I do want to be accurate and I did indeed misconstrue your intent. So that's my fault! I can say that I've been closely watching these stats over the past year and I haven't seen anything altered since Biden took over. The numbers I've referenced here have been the same since last year when President Trump was in office.
"Yet my main objection is to the all-ages long term restrictions (such as requiring masks whenever and wherever one is outside in public here in MA, regards of being alone or playing sports) and irrational fearfulness that it promotes."
I share your objection here. The guidelines are silly in light of the scientific data we've had for nearly a year at this point. They've been absurdly slow to make any updates based on the actual data. No fomite transmission, nearly no outdoor transmission; update the guidelines to something that make actual sense.
"I do not see that for the whole period in the maze of tables, but presuming your figures are correct then you must deal with the conflicting stats cited by the Hopkins researcher."
I could paste the screenshot, but what you need to do is scroll down to the table, click the radio button for "Weekly Number of Deaths by Cause Group", then click the Update Dashboard button. From there, the various groups are displayed with 2020, 2021 (so far), and the previous 5 years for context.

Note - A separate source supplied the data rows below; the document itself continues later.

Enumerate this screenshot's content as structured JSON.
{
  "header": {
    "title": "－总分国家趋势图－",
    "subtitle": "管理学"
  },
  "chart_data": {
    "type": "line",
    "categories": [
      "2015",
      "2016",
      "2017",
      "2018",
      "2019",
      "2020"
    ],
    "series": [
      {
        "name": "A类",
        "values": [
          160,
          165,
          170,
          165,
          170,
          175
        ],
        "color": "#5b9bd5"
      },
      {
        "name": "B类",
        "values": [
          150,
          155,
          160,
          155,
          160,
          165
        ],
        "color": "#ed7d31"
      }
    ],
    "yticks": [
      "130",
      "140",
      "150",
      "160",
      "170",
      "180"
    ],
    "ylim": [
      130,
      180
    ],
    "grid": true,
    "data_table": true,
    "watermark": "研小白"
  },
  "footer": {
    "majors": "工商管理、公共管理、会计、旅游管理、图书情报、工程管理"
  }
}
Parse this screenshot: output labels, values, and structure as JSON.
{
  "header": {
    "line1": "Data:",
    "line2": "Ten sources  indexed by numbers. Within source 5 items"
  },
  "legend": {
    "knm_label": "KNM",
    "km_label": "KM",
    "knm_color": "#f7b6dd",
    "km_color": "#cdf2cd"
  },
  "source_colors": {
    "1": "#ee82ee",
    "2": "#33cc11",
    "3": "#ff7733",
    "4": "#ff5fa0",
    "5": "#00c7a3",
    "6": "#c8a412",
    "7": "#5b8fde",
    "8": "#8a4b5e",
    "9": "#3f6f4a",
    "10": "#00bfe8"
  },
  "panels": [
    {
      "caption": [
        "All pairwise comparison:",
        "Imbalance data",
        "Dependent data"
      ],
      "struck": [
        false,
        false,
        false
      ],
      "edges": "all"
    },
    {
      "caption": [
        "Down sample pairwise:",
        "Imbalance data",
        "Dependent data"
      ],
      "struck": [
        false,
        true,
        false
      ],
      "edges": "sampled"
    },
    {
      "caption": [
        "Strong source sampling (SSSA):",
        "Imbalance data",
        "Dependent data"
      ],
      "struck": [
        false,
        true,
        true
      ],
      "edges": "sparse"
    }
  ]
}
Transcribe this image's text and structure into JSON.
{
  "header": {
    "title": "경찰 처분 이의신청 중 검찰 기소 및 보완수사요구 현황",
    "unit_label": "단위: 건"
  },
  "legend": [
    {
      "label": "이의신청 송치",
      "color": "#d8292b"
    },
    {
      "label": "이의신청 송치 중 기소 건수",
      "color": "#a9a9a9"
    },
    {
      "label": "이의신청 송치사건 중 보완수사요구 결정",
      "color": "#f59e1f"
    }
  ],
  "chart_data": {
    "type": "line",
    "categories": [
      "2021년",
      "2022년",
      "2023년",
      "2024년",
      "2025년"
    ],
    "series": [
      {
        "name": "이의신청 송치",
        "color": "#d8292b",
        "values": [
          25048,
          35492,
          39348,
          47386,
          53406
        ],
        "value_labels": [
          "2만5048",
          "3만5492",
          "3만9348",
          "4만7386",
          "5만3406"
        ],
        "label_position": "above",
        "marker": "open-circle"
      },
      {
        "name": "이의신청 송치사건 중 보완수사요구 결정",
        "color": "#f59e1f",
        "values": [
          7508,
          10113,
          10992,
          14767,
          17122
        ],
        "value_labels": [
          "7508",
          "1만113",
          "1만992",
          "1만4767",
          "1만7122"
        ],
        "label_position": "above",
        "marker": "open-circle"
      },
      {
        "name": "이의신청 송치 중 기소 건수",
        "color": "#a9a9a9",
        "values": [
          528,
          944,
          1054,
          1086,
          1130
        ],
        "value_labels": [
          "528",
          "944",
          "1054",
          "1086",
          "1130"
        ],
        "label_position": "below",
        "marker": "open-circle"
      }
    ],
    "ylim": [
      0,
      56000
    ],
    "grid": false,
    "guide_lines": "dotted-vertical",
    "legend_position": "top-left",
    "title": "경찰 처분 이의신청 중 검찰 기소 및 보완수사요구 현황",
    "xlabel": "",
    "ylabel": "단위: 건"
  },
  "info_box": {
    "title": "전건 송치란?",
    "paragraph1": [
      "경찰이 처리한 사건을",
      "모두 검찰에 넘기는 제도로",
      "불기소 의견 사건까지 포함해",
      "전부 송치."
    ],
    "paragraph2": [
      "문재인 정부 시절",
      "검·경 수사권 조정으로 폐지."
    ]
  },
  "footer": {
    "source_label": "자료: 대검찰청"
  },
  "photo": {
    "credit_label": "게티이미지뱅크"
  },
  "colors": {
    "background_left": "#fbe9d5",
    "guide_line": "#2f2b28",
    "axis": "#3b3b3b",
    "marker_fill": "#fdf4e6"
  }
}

"Except in stark contrast to the 1918 flu, relatively few few young died due to Covid-19, with the vast majority being the age and those with 2 or more comorbidities. And when over 70% of Americans are overweight or obese (over 40% the latter [https://www.cdc.gov/media/pressrel/r991026.htm]) and this condition is a primary factor relative to serious and fatal COVID-19 infections A CDC study (released 3.8–21) found about 78% of people that were hospitalized, needed a ventilator or died from Covid-19 were overweight or obese. [https://www.cnbc.com/2021/03/08/covid-cdc-study-finds-roughly-78percent-of-people-hospitalized-were-overweight-or-obese.html?__source=sharebar%7Ctwitter&par=sharebar] Another study finds that more than 77 percent of 17,000 hospitalized COVID-19 patients in the United States had excess weight or obesity.[https://www.medrxiv.org/content/10.1101/2020.07.17.20156265v3] and another study found that people who didn’t exercise regularly prior to contracting COVID-19 were more likely to die,[https://bjsm.bmj.com/content/early/2021/04/07/bjsports-2021-104080] while some 42% of U.S. adults reported packing on undesired weight since the start of the pandemic.[https://dailycaller.com/2021/03/22/americans-packed-on-weight-pandemic/]"
Yes absolutely, but we can't just write off everyone who's fat, sick, or old (or all three), right? Still human life. Still worth protecting with reasonable precautions (I'm talking here about sensible guidelines to reduce transmission, vaccines, treatments, etc.)
"Meanwhile based upon a hard to find CDC estimate of the estimated total Covid infections in the US (Dec. 11) then the IFR for Covid figured out to be 0.33, and lower now, thank God."
Where are you seeing an updated IFR? By the figure in your link (114.5 million estimated infections against 589,222 current deaths that I'm grabbing from WoM), IFR is roughly 0.514%.
"Which again is based upon the CDC reports and analysis over the whole period (I presume), but this pertains to the population as a whole, not to specific groups or the increase in the latter months, while there are studies which indicate a rise in suicidal behavior in youths higher during COVID-19 closures than in 2019[https://www.aappublications.org/news/aapnewsmag/2020/12/16/pediatricssuicidestudy121620.full-text.pdf] and as the pandemic goes on. [https://www.nature.com/articles/s41562-020-01042-z]"
I was surprised to see an overall decline in suicides in 2020 (I think a lot of people were), but even if you jacked that up 20%, you're talking an additional 10,000 deaths. A drop in the bucket compared to the over 500,000 excess deaths across last year.
Thanks for your reply, but let me just respond to this. I was using an online calculator here (Y is what % of X) in which the CDC (Dec. 11) figure of 91 Million Estimated Total Infections when there were about 300,000 Covid-assigned deaths (figures are rounded) translated into a IFR of 0.33. I do not know of any updated IFR, which seems to be a secret.
Am I doing calculations correct (embarrassed to ask)?
The most recent data I have on hand is that of the CFR. As of April 25, 2021, 12:48 GMT we had the figure of 585,880 Covid-assigned deaths out of 32,789,653 positive Covid-19 cases, which figures (Y is what % of X) to be a CFR of 1.79% (CFR=Case Fatality Rate
Note that according to John Hopkins (last week) there were over 97 countries with a higher CFR than the USA.
We could also figure the CMR Crude Morality Rate (Covid-assigned deaths as a % of the total pop.)